Stakeholders in Nigeria’s agricultural sector have called for an urgent, clear, rules-based, and market-friendly framework to stabilise farm prices and protect farmer incomes. 

The Centre for the Promotion of Private Enterprise (CPPE) made the call amid concerns that import-driven price fluctuations are threatening rural livelihoods and discouraging investment in agriculture. 

This challenge was highlighted in a policy brief titled “Imperative of Farm Price Stabilisation and Farmer Income Protection Framework for Nigeria”, advocating for minimum guaranteed prices for priority crops.

Dr Muda Yusuf, CPPE Chief Executive Officer, stressed that while recent import-focused strategies have lowered food costs for consumers, they have caused significant losses for farmers and investors, particularly in staples such as maize, rice, sorghum, and soybeans.
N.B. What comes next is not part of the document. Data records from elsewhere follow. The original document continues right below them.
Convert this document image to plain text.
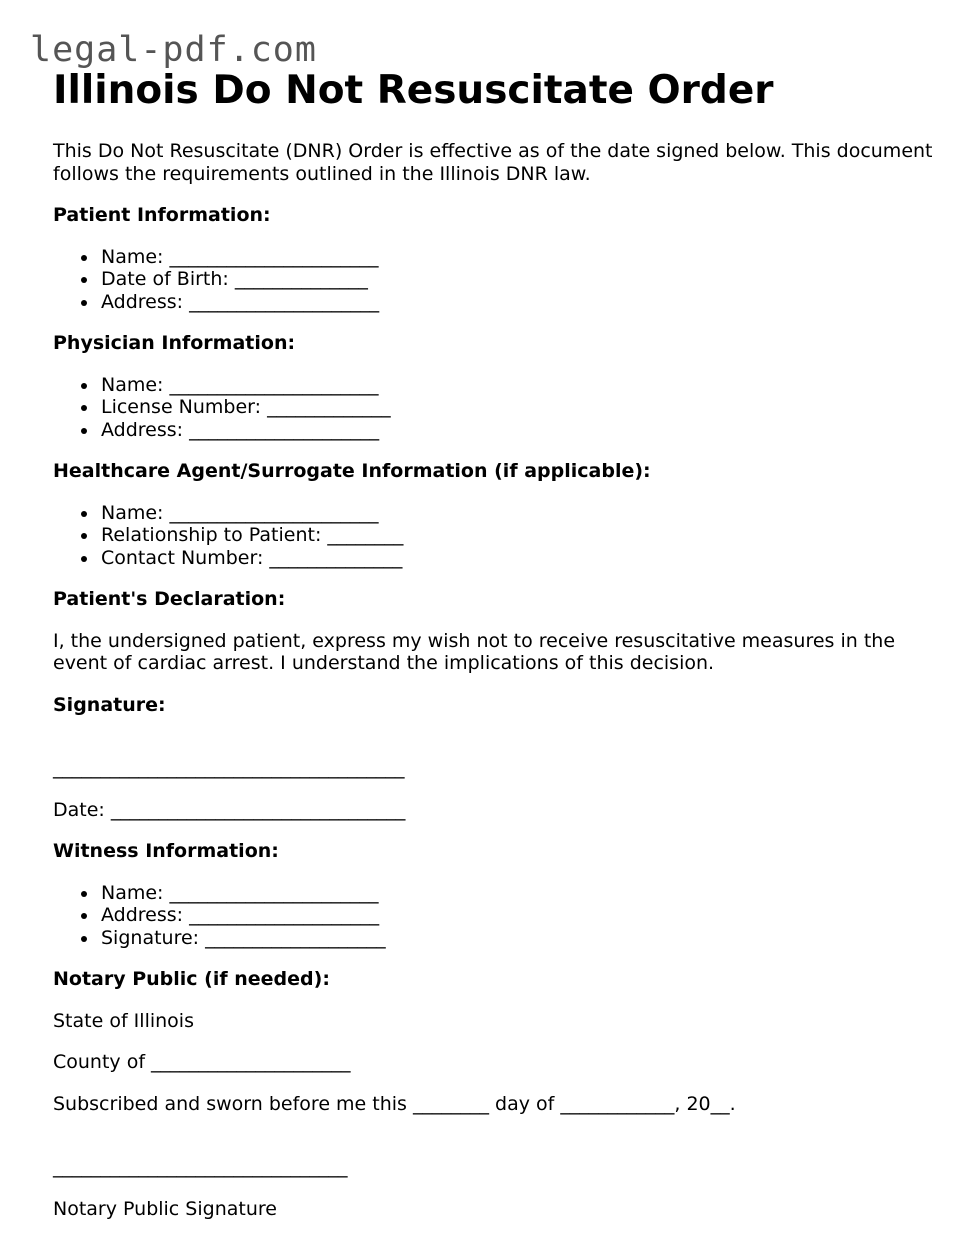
legal-pdf.com
Illinois Do Not Resuscitate Order

This Do Not Resuscitate (DNR) Order is effective as of the date signed below. This document follows the requirements outlined in the Illinois DNR law.

Patient Information:

Name: ______________________
Date of Birth: ______________
Address: ____________________

Physician Information:

Name: ______________________
License Number: _____________
Address: ____________________

Healthcare Agent/Surrogate Information (if applicable):

Name: ______________________
Relationship to Patient: ________
Contact Number: ______________

Patient's Declaration:

I, the undersigned patient, express my wish not to receive resuscitative measures in the event of cardiac arrest. I understand the implications of this decision.

Signature:

_____________________________________

Date: _______________________________

Witness Information:

Name: ______________________
Address: ____________________
Signature: ___________________

Notary Public (if needed):

State of Illinois

County of _____________________

Subscribed and sworn before me this ________ day of ____________, 20__.

_______________________________

Notary Public Signature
According to Yusuf, a well-structured stabilisation framework would prevent market-induced price crashes, reduce harvest-time distress sales, and provide farmers with reliable income streams.

“Price collapses destroy incentives to farm, reduce production over time, and worsen rural poverty,” he said.

The CPPE brief outlines that stabilisation must be rules-based, targeted, market-friendly, and digitally enabled for transparency. 

Minimum Guaranteed Prices (MGP) would act as a stabilising backstop, allowing government intervention only when market prices fall below support levels.

Yusuf warned that MGP’s success depends on investments in storage, logistics, and commodity trading systems. Public–Private Partnerships (PPPs) and targeted incentives such as tax relief, concessionary finance, and viability gap support are crucial to making the programme sustainable.

“Stabilising farmer incomes is central to Nigeria’s agricultural transformation,” Yusuf said. 

“A stable market strengthens food security, reduces inflationary pressures, expands rural employment, and improves Nigeria’s national economic resilience.”

The CPPE further urged government, commodity exchanges, development finance institutions, and private investors to collaborate and establish the framework. 

This approach, experts say, will encourage private sector participation, safeguard investments, and create opportunities for youth employment and sustainable farming practices.